Wer einen regelmäßigen Kontakt mit den Arbeitern pflegt und des Öfteren auch mal hinter die Betriebsfassaden schaut, hört und sieht, dass sich das Arbeitsklima vielerorts deutlich verschlechtert hat. Der Wind, der den Schaffenden entgegen weht, wurde in vielen Betrieben von Tag zu Tag schärfer. Und zwar in einem Ausmaß, dass ältere Mitarbeiter inzwischen die Ansicht vertreten, das Rad der Geschichte sei um Jahre zurück gedreht worden. Immer offensichtlicher gelte nämlich am Arbeitsplatz wieder die Mentalität von »Herr ist Herr, und Max ist Max«.

Wie es das folgende Beispiel übrigens auch deutlich zeigt. Da wird ein Berufsfahrer eines großen Transportunternehmens, nachdem er abends nach Schichtende nach Hause wollte, mit einer zusätzlichen Fahrt ins nahe Ausland beauftragt. Den erhofften Schlaf, der ihm aufgrund des unvorhergesehenen zusätzlichen Auftrags eigentlich »gestohlen« wurde, wollte er am anderen Morgen nachholen. Was ihm sein Vorgesetzter allerdings verweigerte. So dass unser Fahrer am anderen Morgen wieder anzutreten hatte, nur wenige Stunden nachdem er seinen Brummi nachts im Firmenhof abgestellt hatte. Da er sich jedoch noch nicht von den Strapazen der vorigen um Stunden länger dauernden Schicht erholt und deshalb um eine längere Pause gebeten hatte, wollte er den ihm am anderen Morgen erteilten Auftrag eigentlich ablehnen. Er sah schlussendlich davon ab, weil ihm mit Arbeitsverweigerung und einer fristlosen Entlassung gedroht wurde.

»Mit solchen und ähnlichen Problemen werden wir immer häufiger befasst. Auch wenn nach wie vor viele, aus Angst um ihren Arbeitsplatz, davon absehen, uns in solchen Fällen zu kontaktieren. Bei den Problemen, die uns zugetragen werden, dürfte es sich deshalb womöglich nur um die Spitze des berüchtigten Eisbergs handeln«, so uns gegenüber ein Gewerkschaftssekretär.
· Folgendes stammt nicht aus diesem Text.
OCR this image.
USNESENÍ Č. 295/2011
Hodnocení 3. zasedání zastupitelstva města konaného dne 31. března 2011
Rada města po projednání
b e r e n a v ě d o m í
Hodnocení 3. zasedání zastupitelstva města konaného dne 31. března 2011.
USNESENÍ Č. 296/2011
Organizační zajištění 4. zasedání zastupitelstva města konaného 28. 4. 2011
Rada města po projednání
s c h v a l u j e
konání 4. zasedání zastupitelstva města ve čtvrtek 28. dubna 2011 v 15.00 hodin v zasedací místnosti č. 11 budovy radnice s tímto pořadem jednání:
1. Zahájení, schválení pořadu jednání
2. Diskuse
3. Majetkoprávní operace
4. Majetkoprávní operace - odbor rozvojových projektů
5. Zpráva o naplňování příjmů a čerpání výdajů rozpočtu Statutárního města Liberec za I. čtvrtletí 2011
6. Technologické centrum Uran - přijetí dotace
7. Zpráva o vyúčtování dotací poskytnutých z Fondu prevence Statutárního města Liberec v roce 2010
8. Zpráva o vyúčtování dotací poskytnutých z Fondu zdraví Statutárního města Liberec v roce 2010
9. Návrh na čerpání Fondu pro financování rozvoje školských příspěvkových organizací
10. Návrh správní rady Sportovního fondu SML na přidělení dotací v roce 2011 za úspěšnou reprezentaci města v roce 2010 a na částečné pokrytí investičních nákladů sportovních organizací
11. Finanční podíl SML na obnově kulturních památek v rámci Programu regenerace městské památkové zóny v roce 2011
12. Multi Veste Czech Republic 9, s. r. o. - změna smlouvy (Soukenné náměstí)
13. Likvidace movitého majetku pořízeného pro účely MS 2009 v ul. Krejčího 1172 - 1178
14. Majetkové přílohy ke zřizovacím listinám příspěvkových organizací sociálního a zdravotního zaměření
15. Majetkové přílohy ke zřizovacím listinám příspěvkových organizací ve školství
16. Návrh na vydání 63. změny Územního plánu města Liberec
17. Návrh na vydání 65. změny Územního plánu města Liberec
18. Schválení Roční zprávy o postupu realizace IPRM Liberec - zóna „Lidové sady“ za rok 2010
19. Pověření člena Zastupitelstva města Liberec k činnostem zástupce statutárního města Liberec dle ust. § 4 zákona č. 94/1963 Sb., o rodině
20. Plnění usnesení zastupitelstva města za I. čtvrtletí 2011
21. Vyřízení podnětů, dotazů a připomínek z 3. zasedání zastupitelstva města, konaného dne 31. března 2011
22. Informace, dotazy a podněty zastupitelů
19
Tatsache ist, dass den Schaffenden zunehmend das Messer auf die Brust gesetzt wird. Viele werden eingeschüchtert, ja regelrecht erpresst, gewisse Arbeitsbedingungen zu akzeptieren, auch wenn diese eindeutig gegen kollektivvertragliche Abmachungen und Arbeitsrecht verstoßen. Wer sich dagegen zu wehren versucht, dem wird nicht selten mit dem Brotkorb gedroht. Mit der vielsagenden Bemerkung, dass aufgrund der zahlreichen Arbeitsuchenden schnell für Ersatz gesorgt sei. Im nahen Grenzgebiet würde man sich sowieso über jeden in Luxemburg frei gewordenen Arbeitsplatz freuen.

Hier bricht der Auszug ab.